Medication: Hydroxyurea is the primary medication prescribed for adults with Sickle Cell Disease. It helps reduce the number of episodes of pain a person experiences and lowers the risk of stroke. Other medications, such as pain relievers and antibiotics, may also be prescribed to manage symptoms.
Lifestyle changes: It is important for people with Sickle Cell Disease to stay well hydrated and get regular exercise. Eating a balanced diet, avoiding smoking and alcohol, and limiting physical activity during times of pain are also recommended.
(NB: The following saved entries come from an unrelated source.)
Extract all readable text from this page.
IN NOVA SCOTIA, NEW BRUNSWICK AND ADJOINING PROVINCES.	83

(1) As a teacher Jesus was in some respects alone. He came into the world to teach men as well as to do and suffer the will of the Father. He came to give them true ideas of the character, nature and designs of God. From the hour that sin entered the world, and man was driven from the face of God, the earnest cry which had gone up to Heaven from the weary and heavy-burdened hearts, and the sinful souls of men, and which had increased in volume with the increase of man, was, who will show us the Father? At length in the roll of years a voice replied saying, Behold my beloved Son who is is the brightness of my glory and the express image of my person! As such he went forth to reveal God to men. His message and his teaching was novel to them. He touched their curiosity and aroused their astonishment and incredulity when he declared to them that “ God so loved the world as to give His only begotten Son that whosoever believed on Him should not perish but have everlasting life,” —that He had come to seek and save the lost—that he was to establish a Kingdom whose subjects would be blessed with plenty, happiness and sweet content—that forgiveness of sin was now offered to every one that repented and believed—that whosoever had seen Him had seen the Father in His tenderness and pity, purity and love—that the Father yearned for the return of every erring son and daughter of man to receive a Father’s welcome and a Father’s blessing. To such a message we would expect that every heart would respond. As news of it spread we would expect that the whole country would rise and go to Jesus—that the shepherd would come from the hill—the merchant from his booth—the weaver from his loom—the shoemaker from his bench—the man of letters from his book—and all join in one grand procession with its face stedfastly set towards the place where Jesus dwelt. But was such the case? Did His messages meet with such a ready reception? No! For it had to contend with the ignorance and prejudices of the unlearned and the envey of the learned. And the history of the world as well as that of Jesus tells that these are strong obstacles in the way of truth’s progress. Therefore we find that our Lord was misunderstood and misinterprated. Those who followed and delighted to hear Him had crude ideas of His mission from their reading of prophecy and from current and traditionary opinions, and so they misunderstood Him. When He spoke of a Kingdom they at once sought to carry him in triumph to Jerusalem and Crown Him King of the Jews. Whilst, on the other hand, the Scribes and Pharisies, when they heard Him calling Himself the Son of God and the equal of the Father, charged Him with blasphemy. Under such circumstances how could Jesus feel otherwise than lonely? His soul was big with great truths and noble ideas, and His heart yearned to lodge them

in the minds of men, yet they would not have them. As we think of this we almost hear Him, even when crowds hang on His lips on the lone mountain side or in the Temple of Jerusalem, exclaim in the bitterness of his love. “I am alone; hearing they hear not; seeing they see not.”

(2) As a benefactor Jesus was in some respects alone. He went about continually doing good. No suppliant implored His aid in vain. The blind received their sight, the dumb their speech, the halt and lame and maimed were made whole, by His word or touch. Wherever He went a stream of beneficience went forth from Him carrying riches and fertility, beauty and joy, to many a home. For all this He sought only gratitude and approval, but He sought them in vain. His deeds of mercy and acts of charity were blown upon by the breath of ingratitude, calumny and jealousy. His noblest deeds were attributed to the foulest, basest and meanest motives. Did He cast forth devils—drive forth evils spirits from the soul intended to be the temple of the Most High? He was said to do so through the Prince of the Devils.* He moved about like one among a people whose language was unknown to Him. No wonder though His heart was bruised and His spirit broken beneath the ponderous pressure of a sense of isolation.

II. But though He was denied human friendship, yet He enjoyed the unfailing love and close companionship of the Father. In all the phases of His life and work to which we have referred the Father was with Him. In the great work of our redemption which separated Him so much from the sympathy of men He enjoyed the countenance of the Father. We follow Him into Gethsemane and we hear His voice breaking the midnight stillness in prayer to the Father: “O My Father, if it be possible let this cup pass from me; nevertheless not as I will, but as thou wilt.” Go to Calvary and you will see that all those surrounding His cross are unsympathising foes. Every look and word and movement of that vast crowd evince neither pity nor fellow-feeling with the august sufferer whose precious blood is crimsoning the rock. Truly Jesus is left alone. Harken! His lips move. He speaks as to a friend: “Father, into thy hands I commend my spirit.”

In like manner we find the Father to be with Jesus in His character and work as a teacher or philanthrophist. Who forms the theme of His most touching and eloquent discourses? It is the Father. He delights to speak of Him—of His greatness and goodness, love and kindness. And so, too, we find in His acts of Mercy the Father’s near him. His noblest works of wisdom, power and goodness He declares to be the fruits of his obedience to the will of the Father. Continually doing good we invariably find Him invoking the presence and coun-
Bone Marrow Transplant: This treatment may be an option for some adults and children with Sickle Cell Disease. It involves replacing the diseased bone marrow with healthy bone marrow from a compatible donor.
Prevention
To reduce the risk of sickle cell disease, people should be aware of their family’s sickle cell status and be tested for the condition. Additionally, individuals should take steps to ensure good health such as eating a balanced diet, exercising regularly, and maintaining stress levels. People can further reduce their risk of sickle cell disease by taking folic acid supplements, avoiding smoking and drinking, and getting vaccinated for certain infections. Women who may be pregnant should discuss their risk for the disease with their healthcare provider and should also consider being tested for the trait.
Gender differences?
Yes, there are gender-specific differences in the presentation and management of Sickle Cell Disease. For example, women tend to be more prone to painful episodes, more prone to developing complications from the disease, and may require more frequent medical care. Men, on the other hand, are more likely to experience a decrease in red blood cell counts and are more likely to have vaso-occlusive episodes with longer durations. Additionally, men tend to experience higher levels of fever and anemia than women. These gender-specific differences should be taken into account during the presentation and management of Sickle Cell Disease in order to ensure optimal treatment of the condition.
Nutrition
Nutrition plays an important role in the management of sickle cell disease. Eating a balanced and nutritious diet helps maintain energy levels and can reduce the risk of other health problems. Eating a proper diet can also help reduce the frequency and intensity of sickle cell crisis episodes. Nutrients that are most important for those with sickle cell disease include proteins, vitamins, minerals, folic acid and iron. Eating foods that are high in these nutrients can help support healthy red blood cell production and reduce the effects of painful episodes. Additionally, it is important for those with sickle cell disease to avoid dietary triggers such as high-fat and sugary foods, as these can worsen sickle cell symptoms.
Physical Activity
Physical activity can have both positive and negative effects on those suffering from sickle cell disease. Regular physical activity has been shown to decrease the frequency and severity of sickle cell pain crises, improve physical functioning, and even reduce the need for hospitalization. However, strenuous exercise increases the risk of sickling and can worsen the symptoms of sickle cell disease, and can even cause life-threatening dehydration. People with sickle cell disease should therefore consult their doctors before engaging in any physical activity, and should use caution and stay well hydrated if and when they do.